The Tax Cuts and Jobs Act has changed the tax treatment of fringe transportation benefits. The new law makes it more expensive for employers to provide the same benefits to employees as a year ago. Employers will have to choose to eat the cost, cut the benefit entirely, or find another way.
Moving forward, employers will no longer be able to take deductions on qualified transportation fringe benefits provided to employees. This includes deductions for the costs associated with paying for employee qualified parking, transit passes, qualified bicycle commuting reimbursements, and transportation in commuter highway vehicles. But employers can deduct travel expenses that are “necessary for ensuring the safety of employee,” and the deduction of business travel expenses has remained unchanged.
Tax exempt employers are also affected by the new law. Any funds paid or incurred by a tax exempt employer for any qualified transportation benefit, any parking facility used in connection with qualified parking, or any on-premises athletic facility will be treated as unrelated business taxable income (UBTI) under the new law.
Less has changed for employees, as they can still exclude up to $260 per month of qualified transportation fringe benefits from their taxable income. The one small change that directly impacts employees is that they are no longer able to exclude qualified bicycle commuting reimbursements (which was an allowable $20 per month deduction) from income for tax years 2018 through 2025. The bigger impact on employees will be that employers now have less incentive to provide the same benefits for employees.

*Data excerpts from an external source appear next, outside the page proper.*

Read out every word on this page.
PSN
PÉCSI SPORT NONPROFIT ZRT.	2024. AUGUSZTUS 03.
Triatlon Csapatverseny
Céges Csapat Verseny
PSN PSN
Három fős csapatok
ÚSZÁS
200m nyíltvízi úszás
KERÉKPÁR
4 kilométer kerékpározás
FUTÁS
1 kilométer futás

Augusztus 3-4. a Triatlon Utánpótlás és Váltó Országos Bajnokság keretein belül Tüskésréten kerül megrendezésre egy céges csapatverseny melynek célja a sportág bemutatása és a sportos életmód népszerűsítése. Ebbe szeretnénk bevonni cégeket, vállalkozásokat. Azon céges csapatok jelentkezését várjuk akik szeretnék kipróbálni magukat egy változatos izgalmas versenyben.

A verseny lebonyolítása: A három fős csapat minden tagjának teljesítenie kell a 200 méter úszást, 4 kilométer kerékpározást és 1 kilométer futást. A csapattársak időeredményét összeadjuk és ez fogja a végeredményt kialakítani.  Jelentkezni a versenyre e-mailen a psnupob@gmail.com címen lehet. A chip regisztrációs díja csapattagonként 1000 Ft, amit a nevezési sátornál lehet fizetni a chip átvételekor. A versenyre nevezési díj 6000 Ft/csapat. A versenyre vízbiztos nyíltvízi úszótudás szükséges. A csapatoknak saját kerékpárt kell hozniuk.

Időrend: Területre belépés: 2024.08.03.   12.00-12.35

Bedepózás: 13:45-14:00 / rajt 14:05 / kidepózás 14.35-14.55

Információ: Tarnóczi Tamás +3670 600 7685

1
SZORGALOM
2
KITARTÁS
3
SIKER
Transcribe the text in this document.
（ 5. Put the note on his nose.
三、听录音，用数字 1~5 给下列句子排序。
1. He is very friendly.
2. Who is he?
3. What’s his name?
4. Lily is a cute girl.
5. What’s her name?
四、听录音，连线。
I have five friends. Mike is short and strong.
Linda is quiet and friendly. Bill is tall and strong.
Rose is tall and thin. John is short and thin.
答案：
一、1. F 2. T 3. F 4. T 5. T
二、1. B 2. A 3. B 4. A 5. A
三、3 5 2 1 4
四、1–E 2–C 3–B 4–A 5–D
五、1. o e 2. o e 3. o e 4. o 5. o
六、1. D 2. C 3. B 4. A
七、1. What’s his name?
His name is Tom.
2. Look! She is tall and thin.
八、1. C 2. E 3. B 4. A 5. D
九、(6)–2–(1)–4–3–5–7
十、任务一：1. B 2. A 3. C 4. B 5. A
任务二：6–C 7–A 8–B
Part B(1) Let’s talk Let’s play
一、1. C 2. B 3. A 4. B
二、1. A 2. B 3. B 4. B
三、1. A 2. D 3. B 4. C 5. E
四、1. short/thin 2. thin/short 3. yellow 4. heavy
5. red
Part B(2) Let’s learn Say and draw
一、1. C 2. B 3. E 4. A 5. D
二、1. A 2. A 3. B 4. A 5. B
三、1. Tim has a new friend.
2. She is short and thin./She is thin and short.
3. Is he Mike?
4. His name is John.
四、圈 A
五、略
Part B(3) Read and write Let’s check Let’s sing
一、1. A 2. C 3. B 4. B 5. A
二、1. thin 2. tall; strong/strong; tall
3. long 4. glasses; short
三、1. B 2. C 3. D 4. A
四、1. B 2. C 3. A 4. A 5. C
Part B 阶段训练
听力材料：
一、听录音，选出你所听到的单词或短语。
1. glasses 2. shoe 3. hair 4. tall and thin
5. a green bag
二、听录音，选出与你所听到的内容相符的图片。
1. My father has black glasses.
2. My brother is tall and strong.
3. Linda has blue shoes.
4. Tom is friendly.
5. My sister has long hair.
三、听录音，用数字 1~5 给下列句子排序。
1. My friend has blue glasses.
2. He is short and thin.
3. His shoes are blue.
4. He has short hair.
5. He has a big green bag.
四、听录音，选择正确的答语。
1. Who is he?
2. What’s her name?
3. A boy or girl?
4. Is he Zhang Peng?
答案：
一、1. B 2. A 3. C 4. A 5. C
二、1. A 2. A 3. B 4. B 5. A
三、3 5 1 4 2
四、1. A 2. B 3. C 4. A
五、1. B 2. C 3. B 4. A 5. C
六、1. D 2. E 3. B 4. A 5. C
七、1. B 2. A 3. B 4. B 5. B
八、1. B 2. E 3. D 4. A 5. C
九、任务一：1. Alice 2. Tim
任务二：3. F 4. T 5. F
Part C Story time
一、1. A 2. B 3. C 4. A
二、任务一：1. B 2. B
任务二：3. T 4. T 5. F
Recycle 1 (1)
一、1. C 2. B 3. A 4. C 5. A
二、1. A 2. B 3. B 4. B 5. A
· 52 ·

Employers will have to weigh the new costs created by the tax law against the benefit of retaining a talented workforce through competitive compensation packages. Employers might also be able to still find ways to deduct some transportation expenses (such as renegotiating leases so office space and parking are bundled together; the entire cost of the lease should be deductible). But before making any decisions, employers will want to check their local laws, as some jurisdictions (ex. Washington, D.C.) require an employer to provide certain commuter benefits.